G_H2O and G_CHCl3 were obtained with single point solvation free energies for the ground state conformations of the compounds obtained from molecular mechanics minimizations with MMFF94x force field with the Born solvation energies. G_H2O and G_CHCl3 were computed with the HF/6-31+G(d) method by using Gaussian 03²⁶ software; this method was shown to produce accurate solvation free energies.²⁷ The calculation of solvation free energies for one conformation introduces errors.
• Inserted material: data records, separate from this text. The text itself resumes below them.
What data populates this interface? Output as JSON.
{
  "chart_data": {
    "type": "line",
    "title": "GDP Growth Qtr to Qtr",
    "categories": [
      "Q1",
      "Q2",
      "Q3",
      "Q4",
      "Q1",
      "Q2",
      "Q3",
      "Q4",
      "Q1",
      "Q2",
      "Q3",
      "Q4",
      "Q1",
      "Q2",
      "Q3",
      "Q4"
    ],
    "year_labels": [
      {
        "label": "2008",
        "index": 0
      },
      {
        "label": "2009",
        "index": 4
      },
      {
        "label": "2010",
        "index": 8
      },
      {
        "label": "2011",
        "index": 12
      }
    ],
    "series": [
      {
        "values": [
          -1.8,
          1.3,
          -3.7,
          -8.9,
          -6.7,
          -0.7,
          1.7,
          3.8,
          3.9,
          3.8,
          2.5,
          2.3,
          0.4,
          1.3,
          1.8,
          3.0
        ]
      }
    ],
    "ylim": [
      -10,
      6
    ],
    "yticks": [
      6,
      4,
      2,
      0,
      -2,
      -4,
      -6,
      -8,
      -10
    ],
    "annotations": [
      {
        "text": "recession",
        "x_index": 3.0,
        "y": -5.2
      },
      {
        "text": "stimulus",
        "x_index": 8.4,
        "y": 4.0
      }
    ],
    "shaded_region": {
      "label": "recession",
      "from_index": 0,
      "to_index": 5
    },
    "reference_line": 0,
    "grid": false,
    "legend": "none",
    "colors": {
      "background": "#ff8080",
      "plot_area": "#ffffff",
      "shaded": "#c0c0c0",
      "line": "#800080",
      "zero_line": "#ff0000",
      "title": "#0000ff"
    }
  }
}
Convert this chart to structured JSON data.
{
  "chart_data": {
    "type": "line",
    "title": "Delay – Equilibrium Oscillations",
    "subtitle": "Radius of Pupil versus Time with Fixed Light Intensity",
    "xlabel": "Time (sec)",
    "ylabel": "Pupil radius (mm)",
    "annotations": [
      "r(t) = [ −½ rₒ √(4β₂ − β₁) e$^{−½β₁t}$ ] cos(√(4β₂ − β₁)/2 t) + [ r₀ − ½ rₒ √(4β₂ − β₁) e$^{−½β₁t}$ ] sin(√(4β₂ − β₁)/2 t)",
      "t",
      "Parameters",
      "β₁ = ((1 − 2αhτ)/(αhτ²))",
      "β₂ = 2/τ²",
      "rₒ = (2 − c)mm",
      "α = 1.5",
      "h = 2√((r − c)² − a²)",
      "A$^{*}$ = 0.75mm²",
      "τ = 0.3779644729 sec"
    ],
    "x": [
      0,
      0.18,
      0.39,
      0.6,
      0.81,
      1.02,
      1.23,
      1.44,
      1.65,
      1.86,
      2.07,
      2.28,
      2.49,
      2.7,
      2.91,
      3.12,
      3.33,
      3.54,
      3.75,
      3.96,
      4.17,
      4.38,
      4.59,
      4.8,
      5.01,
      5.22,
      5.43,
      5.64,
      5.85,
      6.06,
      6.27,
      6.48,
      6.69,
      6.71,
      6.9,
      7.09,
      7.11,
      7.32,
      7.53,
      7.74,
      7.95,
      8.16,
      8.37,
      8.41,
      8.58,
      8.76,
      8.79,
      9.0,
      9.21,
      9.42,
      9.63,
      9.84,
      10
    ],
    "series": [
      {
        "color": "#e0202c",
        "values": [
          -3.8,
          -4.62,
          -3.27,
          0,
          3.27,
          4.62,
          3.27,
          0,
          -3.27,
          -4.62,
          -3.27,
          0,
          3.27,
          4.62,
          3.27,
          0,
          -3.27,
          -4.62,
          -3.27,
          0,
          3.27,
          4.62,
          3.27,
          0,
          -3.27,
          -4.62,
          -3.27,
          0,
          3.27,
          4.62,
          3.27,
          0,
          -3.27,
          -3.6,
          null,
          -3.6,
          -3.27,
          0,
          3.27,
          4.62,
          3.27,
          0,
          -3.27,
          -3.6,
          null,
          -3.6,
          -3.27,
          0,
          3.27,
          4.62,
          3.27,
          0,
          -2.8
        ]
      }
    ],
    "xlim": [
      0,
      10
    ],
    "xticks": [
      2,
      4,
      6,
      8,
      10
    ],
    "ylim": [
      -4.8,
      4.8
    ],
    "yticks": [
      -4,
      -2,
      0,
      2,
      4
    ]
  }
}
To estimate the magnitude of the errors introduced by using only one molecular mechanics conformation, we calculated the Boltzmann weighted solvation free energies [for a conformational ensemble obtained at the B3LYP/6-31G(d) level] for 10 randomly selected compounds. Even though Boltzmann weighted G_H2O and G_CHCl3 were different from those obtained for molecular mechanics obtained ground state conformations, there was a good correlation when Boltzmann weighted ΔG_H2O–CHCl3 was plotted against ΔG_H2O–CHCl3 obtained for molecular mechanics ground state conformation (see the Supporting Information for details.) The use of other organic solvents such as benzene and chlorobenzene produced similar results. We chose to use the ΔG_CHCl3 due to the close proximity of the chloroform dielectric constant to the dielectric constants of the residues surrounding the Pgp binding pocket. The Supporting Information contains detailed description around the diversity metrics of the compounds used in this work and the derivation of the relationship between ER and the computed solvation free energy differences.

Glossary

Abbreviations

Pgp

P-glycoprotein

BBB

blood–brain barrier

CNS

central nervous system

ER

efflux ratio

G_H2O

solvation free energy in water

G_CHCl3

solvation free energy in chloroform

ΔG_H2O–CHCl3

solvation free energy difference between water and chloroform

HBD

hydrogen bond donor

HBA

hydrogen bond acceptor

TPSA

topological polar surface area

Supporting Information Available

Permeability vs ER and cLog P relationships, metrics around the diversity of the compounds, derivation of the relationship between ER and ΔG_H2O–CHCl3 and XYZ coordinates for the drug molecules in Table 1, an example Gaussian input file, and the presentation of the results in the form of confusion plot. This material is available free of charge via the Internet at http://pubs.acs.org.

The authors declare no competing financial interest.